I stopped thinking about what
could have been, and feel the gentle
touch of sun warmed plastics.
My silicone skin is slowly stretching and
releasing. My very essence is tuned to
the average rhythm of existence.
I’m doing the bare minimum.
I am playing the Alive show.
The installation “Ghosts don’t like New Things” brings together a series of sculptural works exploring the remains of past futures in the now. They hint at a bygone era of movie special effects and are objects that don’t stand for themselves but try to invoke carefully crafted illusions. They are props of a greater narrative that seems to have been lost somewhere along the way. Although the futures they were once intended to be included in didn’t fulfill themselves, they refuse to go away, like haunting specters. By using cliché horror movie tropes like puppets, abandoned houses and ghosts, they evoke a new storyline about past utopias, lost futures and feelings of disillusionment.
A miniature dollhouse and worn-down billboards suggest that the setting is an abandoned industrial park.
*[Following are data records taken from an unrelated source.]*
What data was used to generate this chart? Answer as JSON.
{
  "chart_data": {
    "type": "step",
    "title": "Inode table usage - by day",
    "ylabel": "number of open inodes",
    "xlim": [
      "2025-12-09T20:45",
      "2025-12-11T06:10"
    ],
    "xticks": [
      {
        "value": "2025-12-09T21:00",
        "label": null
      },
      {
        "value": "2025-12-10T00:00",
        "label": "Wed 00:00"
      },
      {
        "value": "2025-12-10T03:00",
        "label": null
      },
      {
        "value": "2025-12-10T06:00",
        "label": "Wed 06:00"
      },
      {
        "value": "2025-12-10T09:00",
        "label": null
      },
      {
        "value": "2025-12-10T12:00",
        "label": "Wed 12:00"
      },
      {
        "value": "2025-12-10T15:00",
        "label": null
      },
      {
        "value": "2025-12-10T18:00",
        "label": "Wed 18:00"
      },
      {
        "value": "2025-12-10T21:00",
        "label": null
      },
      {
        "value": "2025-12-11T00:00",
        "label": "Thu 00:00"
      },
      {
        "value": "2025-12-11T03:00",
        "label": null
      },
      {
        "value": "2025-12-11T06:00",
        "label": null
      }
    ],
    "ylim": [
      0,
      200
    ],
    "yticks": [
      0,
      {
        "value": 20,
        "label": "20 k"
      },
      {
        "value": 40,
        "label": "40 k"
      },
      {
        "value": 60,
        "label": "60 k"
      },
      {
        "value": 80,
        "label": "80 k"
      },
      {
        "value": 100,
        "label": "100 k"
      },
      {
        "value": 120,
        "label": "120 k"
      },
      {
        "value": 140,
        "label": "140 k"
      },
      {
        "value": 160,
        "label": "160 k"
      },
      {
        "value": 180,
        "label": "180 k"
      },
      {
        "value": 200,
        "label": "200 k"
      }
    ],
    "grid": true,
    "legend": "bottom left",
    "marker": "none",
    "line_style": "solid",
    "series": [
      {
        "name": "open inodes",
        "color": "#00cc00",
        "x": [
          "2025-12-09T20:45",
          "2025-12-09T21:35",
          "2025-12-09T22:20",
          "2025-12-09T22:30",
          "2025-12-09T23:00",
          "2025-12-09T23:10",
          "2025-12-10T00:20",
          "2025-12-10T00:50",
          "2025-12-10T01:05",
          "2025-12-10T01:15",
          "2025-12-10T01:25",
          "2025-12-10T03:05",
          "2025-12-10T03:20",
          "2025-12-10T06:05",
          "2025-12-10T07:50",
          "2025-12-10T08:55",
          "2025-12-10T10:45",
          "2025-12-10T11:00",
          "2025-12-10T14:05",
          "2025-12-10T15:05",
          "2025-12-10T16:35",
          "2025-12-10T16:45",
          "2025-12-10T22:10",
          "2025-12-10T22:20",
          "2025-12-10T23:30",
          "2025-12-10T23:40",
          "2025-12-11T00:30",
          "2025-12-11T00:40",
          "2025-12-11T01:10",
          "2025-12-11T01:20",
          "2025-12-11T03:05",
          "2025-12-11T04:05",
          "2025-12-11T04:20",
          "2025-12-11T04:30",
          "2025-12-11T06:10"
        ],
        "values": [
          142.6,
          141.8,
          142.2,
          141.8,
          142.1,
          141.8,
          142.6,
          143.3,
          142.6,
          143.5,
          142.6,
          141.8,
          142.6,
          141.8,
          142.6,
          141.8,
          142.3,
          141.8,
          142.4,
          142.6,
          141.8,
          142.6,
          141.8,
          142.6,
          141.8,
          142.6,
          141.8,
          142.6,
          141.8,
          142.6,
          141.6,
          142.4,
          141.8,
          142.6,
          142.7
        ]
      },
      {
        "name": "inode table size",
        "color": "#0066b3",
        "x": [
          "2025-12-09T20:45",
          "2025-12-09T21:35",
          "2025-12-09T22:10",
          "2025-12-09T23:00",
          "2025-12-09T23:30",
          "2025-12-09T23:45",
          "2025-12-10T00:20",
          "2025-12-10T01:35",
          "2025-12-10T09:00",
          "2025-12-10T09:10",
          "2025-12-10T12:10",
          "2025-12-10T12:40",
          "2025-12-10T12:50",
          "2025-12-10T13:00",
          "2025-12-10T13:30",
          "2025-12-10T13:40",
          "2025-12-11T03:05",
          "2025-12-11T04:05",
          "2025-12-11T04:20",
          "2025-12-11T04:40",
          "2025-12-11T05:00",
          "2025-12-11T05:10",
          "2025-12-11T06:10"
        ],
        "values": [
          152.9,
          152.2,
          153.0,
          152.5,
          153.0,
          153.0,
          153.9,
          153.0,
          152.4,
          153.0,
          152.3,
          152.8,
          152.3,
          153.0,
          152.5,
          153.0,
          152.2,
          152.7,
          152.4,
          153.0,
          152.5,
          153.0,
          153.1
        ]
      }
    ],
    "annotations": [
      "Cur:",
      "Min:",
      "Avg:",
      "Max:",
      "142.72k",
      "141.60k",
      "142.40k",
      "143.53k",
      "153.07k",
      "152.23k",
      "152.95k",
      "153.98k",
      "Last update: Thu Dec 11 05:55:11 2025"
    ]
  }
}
The main character is a carefully crafted mechanical puppet, a forgotten stand-in for an actor that now doesn’t do much more than pretend to be alive. Small objects are spread out on the walls of the room that could either be used as props for the puppet or miniatures that add to the landscape of the scenery. The title is inspired by a line appearing in “The Sanctified Church”, an anthropological study by Zora Neale Hurston. Her work is a description of spiritualism in the Black Church of the American South that also contains beautifully detailed guides on how to deal with certain ghosts: “If a house is haunted, a piece of new lumber should be nailed in a conspicuous place. Ghosts hate new things”.